Cell coating provides interesting aspects to bioengineering of islets and to obtaining multiple effects that can diminish adverse events following transplantation. Besides previously mentioned endothelial coating, other cell types might be considered for modification of islet surfaces. As reported in a paper in the present issue of this journal, mesenchymal stem cells (MSCs) form an interesting approach to provide local immunosuppressive effects, at least early after transplantation (61). Positive effects of MSCs on revascularization in experimentally transplanted islets have recently been shown in vivo (62), and these cells can facilitate endothelial coating of the islet surface in vitro as well (63). Several other cell types are of interest to include in the islet microenvironment, including endothelial progenitor cells and neural crest stem cells. Endothelial progenitor cells seem to be able to diminish innate immune reactions and improve survival, revascularization, β-cell proliferation, and function in islet grafts (64). Neural crest stem cells have the ability to increase substantially β-cell proliferation and improve islet graft function (65).

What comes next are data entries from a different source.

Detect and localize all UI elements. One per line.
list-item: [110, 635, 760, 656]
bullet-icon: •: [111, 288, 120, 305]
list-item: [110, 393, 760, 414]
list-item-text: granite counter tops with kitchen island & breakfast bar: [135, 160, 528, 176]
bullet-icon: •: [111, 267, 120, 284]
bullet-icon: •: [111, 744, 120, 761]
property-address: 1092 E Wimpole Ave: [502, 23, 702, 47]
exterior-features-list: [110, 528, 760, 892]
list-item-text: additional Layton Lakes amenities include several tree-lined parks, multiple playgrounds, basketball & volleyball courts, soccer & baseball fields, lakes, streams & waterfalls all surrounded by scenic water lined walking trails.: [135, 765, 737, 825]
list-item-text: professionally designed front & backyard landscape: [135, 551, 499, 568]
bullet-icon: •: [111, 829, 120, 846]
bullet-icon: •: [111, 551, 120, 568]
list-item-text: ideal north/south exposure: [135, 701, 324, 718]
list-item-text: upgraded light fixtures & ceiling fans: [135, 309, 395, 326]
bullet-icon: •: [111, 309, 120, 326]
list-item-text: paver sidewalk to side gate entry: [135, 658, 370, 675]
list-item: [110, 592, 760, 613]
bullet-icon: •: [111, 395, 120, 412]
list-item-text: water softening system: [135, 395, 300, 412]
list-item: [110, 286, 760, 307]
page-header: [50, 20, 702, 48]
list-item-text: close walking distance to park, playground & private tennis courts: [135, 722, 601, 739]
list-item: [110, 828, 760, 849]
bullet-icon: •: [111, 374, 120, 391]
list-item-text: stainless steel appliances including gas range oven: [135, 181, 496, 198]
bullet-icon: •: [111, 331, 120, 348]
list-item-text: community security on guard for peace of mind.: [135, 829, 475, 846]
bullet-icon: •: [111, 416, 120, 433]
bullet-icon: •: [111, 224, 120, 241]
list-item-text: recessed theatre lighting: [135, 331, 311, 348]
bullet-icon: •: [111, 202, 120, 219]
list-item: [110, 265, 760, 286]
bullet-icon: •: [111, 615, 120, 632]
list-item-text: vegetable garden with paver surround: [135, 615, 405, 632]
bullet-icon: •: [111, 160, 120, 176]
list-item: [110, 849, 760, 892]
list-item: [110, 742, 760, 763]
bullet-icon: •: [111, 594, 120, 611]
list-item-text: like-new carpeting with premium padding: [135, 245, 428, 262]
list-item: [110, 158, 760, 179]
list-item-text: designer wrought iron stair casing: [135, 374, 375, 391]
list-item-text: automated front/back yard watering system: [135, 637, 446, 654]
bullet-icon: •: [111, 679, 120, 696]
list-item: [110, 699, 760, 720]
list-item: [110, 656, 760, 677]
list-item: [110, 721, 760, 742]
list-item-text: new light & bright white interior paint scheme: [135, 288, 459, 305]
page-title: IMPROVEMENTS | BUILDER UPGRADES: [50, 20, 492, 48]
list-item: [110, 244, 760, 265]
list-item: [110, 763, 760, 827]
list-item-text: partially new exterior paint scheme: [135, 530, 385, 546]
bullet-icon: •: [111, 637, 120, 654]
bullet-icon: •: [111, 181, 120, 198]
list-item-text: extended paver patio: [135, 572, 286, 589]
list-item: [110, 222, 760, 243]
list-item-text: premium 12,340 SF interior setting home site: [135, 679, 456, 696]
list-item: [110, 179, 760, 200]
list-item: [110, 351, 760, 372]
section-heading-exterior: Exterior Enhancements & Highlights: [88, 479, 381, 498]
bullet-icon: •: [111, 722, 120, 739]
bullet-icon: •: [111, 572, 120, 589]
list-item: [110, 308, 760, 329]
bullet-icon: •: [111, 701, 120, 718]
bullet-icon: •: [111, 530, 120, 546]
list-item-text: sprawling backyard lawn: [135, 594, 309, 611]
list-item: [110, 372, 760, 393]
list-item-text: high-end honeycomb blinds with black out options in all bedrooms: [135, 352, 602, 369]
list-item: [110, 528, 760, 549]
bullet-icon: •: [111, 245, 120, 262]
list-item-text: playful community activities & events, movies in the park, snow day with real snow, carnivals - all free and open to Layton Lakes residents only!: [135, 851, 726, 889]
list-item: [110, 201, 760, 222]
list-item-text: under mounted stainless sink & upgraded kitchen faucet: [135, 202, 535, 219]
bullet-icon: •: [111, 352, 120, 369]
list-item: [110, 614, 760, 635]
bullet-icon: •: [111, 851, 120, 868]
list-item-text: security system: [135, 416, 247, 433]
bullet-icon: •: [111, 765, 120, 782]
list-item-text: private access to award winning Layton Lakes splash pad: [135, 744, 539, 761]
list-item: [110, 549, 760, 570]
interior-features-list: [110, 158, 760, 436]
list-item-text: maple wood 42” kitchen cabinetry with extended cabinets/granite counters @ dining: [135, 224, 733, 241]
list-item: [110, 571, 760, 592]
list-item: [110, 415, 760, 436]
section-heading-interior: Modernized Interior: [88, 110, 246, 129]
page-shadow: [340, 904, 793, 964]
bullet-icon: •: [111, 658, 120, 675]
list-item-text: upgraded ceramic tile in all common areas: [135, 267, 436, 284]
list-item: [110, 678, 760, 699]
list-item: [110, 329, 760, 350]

Modifications of islet microenvironment in extrahepatic sites

As described above, extrahepatic sites to some part provide different challenges for survival and regain of function when compared to the liver. There are also site-specific differences to consider. In general, however, in most cases transplantation to these sites does not include infusion of islets into blood, which diminishes IBMIR. Some innate immune reactions may remain, but the extent of these remains to be elucidated. It can be envisaged that hypoxia in newly transplanted avascular cells provides a limitation also in extrahepatic sites, especially when islets are implanted in clusters. Dispersion of islets at transplantation is of great advantage, and techniques for optimal implantation of islets need to be developed. Modifications of islet microenvironment can at most of these sites be obtained by the use of scaffolds and biomaterial implanted before or together with the islets in order to provide spatial and functional support for the islets (66). The biomaterials can be biodegradable or not, and can also be modified e.g. by inclusion of oxygen carriers such as polymerized haemoglobin, anti-inflammatory components or cells, and growth factors and cells to stimulate angiogenesis. In this manner, also substances and cells that do not readily adhere to islet surfaces can be used to modify islet microenvironment and create new micro-organs. Studies are on-going to optimize such micromilieus.

Conclusions

In recent years, several hurdles that restrict the success of pancreatic islet transplantation into the liver have been identified. Possible solutions to some of these problems have also been tested and include interventions to the IBMIR and means to improve revascularization. In parallel, there has been an increased interest in change of implantation site in order to avoid the site-specific problems of the intraportal route. Most alternative implantation sites have, however, not been well characterized with regard to engraftment of islets, and many unidentified obstacles at alternative locations may remain. New strategies with modifications of the islet microenvironment with cells and growth factors adhered to the islet surface or in a surrounding matrix provide possibilities to improve results of islet transplantation irrespective of implantation site. Such technologies may also pave the way for future improvements of the maturation and function of stem cells as a surrogate for native β-cells in vivo.